Fitch, one of the big three U.S. credit rating agencies along with Moody’s and Standard & Poor’s, said in a recent press release that it will no longer provide sovereign credit rating for Lebanon, which has been in default on its dollar-denominated debt since 2020. It also affirmed, until further notice, Lebanon’s Long-Term Foreign- and Local-Currency Issuer Default Ratings (IDR) at ‘Restricted Default’ (RD), which it has imposed in 2020.
Fitch justified its decision to remove Lebanon from the list of countries it monitors by pointing out that it “no longer has sufficient information,” in the absence of “national accounts” and “fiscal data” since 2021. Indeed, Lebanon’s Central Administration of Statistics (CAS) only recently published the national accounts for 2021, two years after finalizing those for 2020. They are public and accessible through its website. A spokesperson for CAS told L’Orient-Le Jour that the national accounts for 2022 could be published by autumn.
The latest official figures published by the Finance Ministry, with the exception of budget forecasts, date back to December 2021, Sabine Hatem, a senior economist and director of cooperation and partnerships at the Institute of Finance Basil Fuleihan, an agency affiliated with the ministry, told L’Orient-Le Jour.

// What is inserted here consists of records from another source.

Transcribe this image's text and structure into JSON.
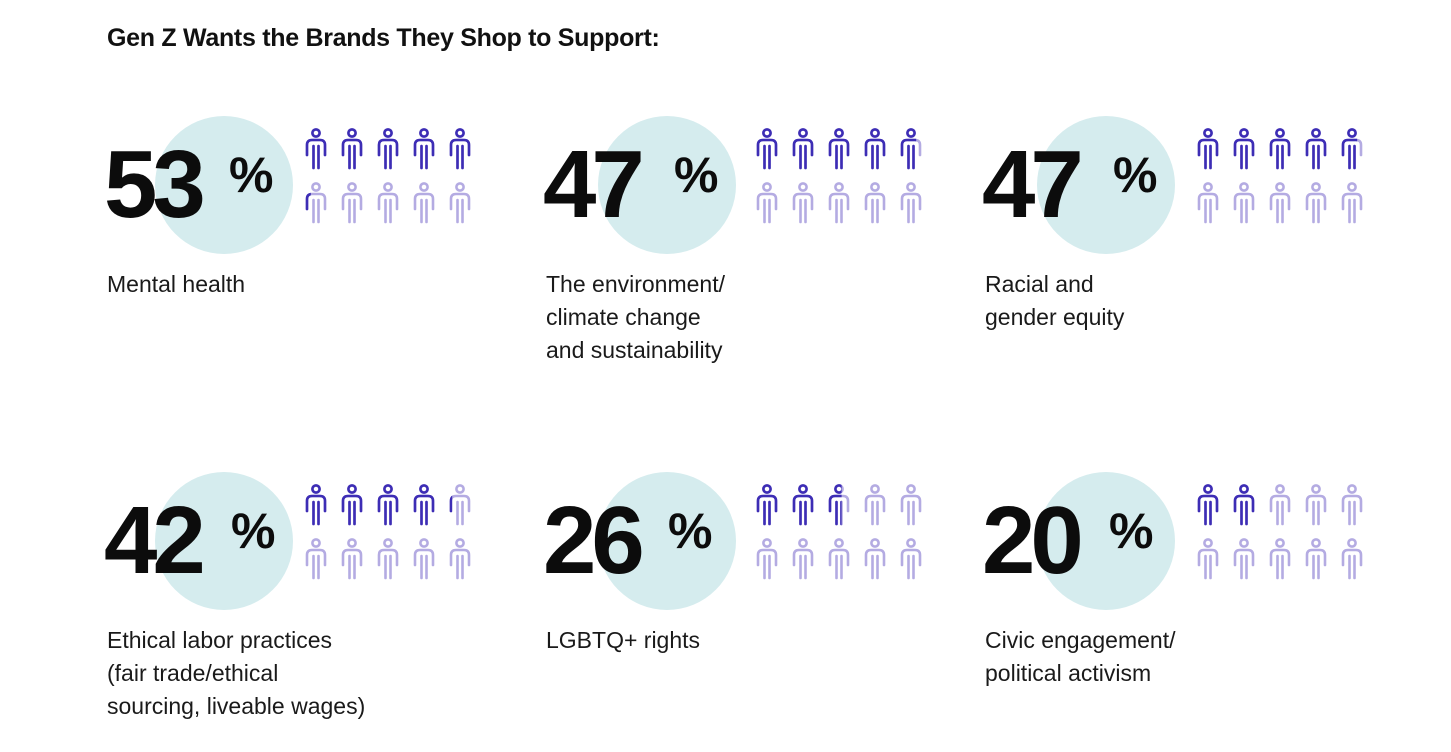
{
  "title": "Gen Z Wants the Brands They Shop to Support:",
  "colors": {
    "circle": "#d5ecee",
    "filled_person": "#3d2db5",
    "empty_person": "#b4abe2",
    "text": "#111111"
  },
  "icon_name": "person-icon",
  "chart_data": {
    "type": "pictogram",
    "title": "Gen Z Wants the Brands They Shop to Support:",
    "unit": "%",
    "icons_per_stat": 10,
    "categories": [
      "Mental health",
      "The environment/ climate change and sustainability",
      "Racial and gender equity",
      "Ethical labor practices (fair trade/ethical sourcing, liveable wages)",
      "LGBTQ+ rights",
      "Civic engagement/ political activism"
    ],
    "values": [
      53,
      47,
      47,
      42,
      26,
      20
    ]
  },
  "stats": [
    {
      "value": "53",
      "sign": "%",
      "label": "Mental health"
    },
    {
      "value": "47",
      "sign": "%",
      "label": "The environment/\nclimate change\nand sustainability"
    },
    {
      "value": "47",
      "sign": "%",
      "label": "Racial and\ngender equity"
    },
    {
      "value": "42",
      "sign": "%",
      "label": "Ethical labor practices\n(fair trade/ethical\nsourcing, liveable wages)"
    },
    {
      "value": "26",
      "sign": "%",
      "label": "LGBTQ+ rights"
    },
    {
      "value": "20",
      "sign": "%",
      "label": "Civic engagement/\npolitical activism"
    }
  ]
}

Loss of qualified personnel
“The data we’re working with are those taken from the adopted budgets [i.e. those for 2022 and 2024, as the 2023 budget is still a draft], as well as those collected from the Department of Public Expenditure, which do not cover all financial flows, particularly cash flows,” said the economist. The Finance Ministry lost a significant proportion of its qualified staff since the start of the crisis, during which civil service salaries collapsed, in line with the value of the lira, and have yet to return to how they were before 2019.
Fitch last updated its rating for Lebanon last summer. The agency had maintained Lebanon’s long-term and short-term foreign currency debt (Eurobonds) at “RD,” just one notch before total default, while creditors are still waiting for a restructuring of Lebanese debt.

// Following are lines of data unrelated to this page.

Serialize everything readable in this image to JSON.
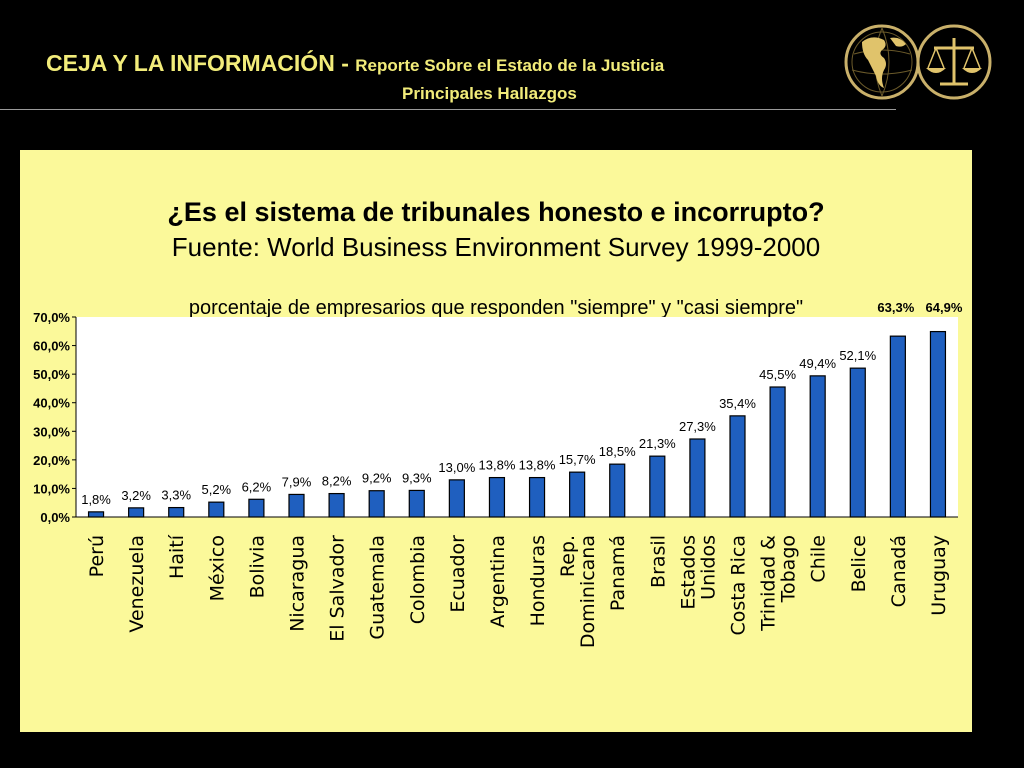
{
  "header": {
    "title_main": "CEJA Y LA INFORMACIÓN - ",
    "title_sub": "Reporte Sobre el Estado de la Justicia",
    "subtitle": "Principales Hallazgos"
  },
  "colors": {
    "background": "#000000",
    "header_text": "#f2ec7a",
    "panel": "#fbf99a",
    "plot_area": "#ffffff",
    "bar": "#1f5fbf",
    "bar_outline": "#000000"
  },
  "icons": [
    "globe-icon",
    "scales-of-justice-icon"
  ],
  "chart_data": {
    "type": "bar",
    "title": "¿Es el sistema de tribunales honesto e incorrupto?",
    "subtitle": "Fuente: World Business Environment Survey 1999-2000",
    "series_label": "porcentaje de empresarios que responden \"siempre\" y \"casi siempre\"",
    "categories": [
      [
        "Perú"
      ],
      [
        "Venezuela"
      ],
      [
        "Haití"
      ],
      [
        "México"
      ],
      [
        "Bolivia"
      ],
      [
        "Nicaragua"
      ],
      [
        "El Salvador"
      ],
      [
        "Guatemala"
      ],
      [
        "Colombia"
      ],
      [
        "Ecuador"
      ],
      [
        "Argentina"
      ],
      [
        "Honduras"
      ],
      [
        "Rep.",
        "Dominicana"
      ],
      [
        "Panamá"
      ],
      [
        "Brasil"
      ],
      [
        "Estados",
        "Unidos"
      ],
      [
        "Costa Rica"
      ],
      [
        "Trinidad &",
        "Tobago"
      ],
      [
        "Chile"
      ],
      [
        "Belice"
      ],
      [
        "Canadá"
      ],
      [
        "Uruguay"
      ]
    ],
    "values": [
      1.8,
      3.2,
      3.3,
      5.2,
      6.2,
      7.9,
      8.2,
      9.2,
      9.3,
      13.0,
      13.8,
      13.8,
      15.7,
      18.5,
      21.3,
      27.3,
      35.4,
      45.5,
      49.4,
      52.1,
      63.3,
      64.9
    ],
    "data_labels": [
      "1,8%",
      "3,2%",
      "3,3%",
      "5,2%",
      "6,2%",
      "7,9%",
      "8,2%",
      "9,2%",
      "9,3%",
      "13,0%",
      "13,8%",
      "13,8%",
      "15,7%",
      "18,5%",
      "21,3%",
      "27,3%",
      "35,4%",
      "45,5%",
      "49,4%",
      "52,1%",
      "63,3%",
      "64,9%"
    ],
    "yticks": [
      0,
      10,
      20,
      30,
      40,
      50,
      60,
      70
    ],
    "ytick_labels": [
      "0,0%",
      "10,0%",
      "20,0%",
      "30,0%",
      "40,0%",
      "50,0%",
      "60,0%",
      "70,0%"
    ],
    "ylim": [
      0,
      70
    ],
    "grid": false,
    "legend": "none"
  }
}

This rating has remained unchanged since the government defaulted on its Eurobond payments. The debt was worth over $30 billion before its value collapsed following the default. According to Marwan Barakat, head of research at Bank Audi, the average price of Eurobonds on the secondary market is currently 6.75 cents, which has not changed for some time now. This debt is partly held by Lebanese banks and the Banque du Liban (BDL).
In its latest rating, Fitch indicated that the Eurobond restructuring process is still at a standstill, to justify the “RD” for Lebanon’s foreign debt. For the local currency, the agency pointed out that “the government has not resumed interest payment on BDL’s holdings of local-currency securities.”
It added that “local-currency debt to private creditors is still being serviced. Authorities have not requested a local-currency debt restructuring.”
The country is rated “C” (default with little prospect for recovery) by Moody’s, which changed the outlook to “stable” in December. In early 2024, S&P Global Ratings affirmed its ‘SD/SD’ (selective default) long- and short-term foreign currency ratings on Lebanon.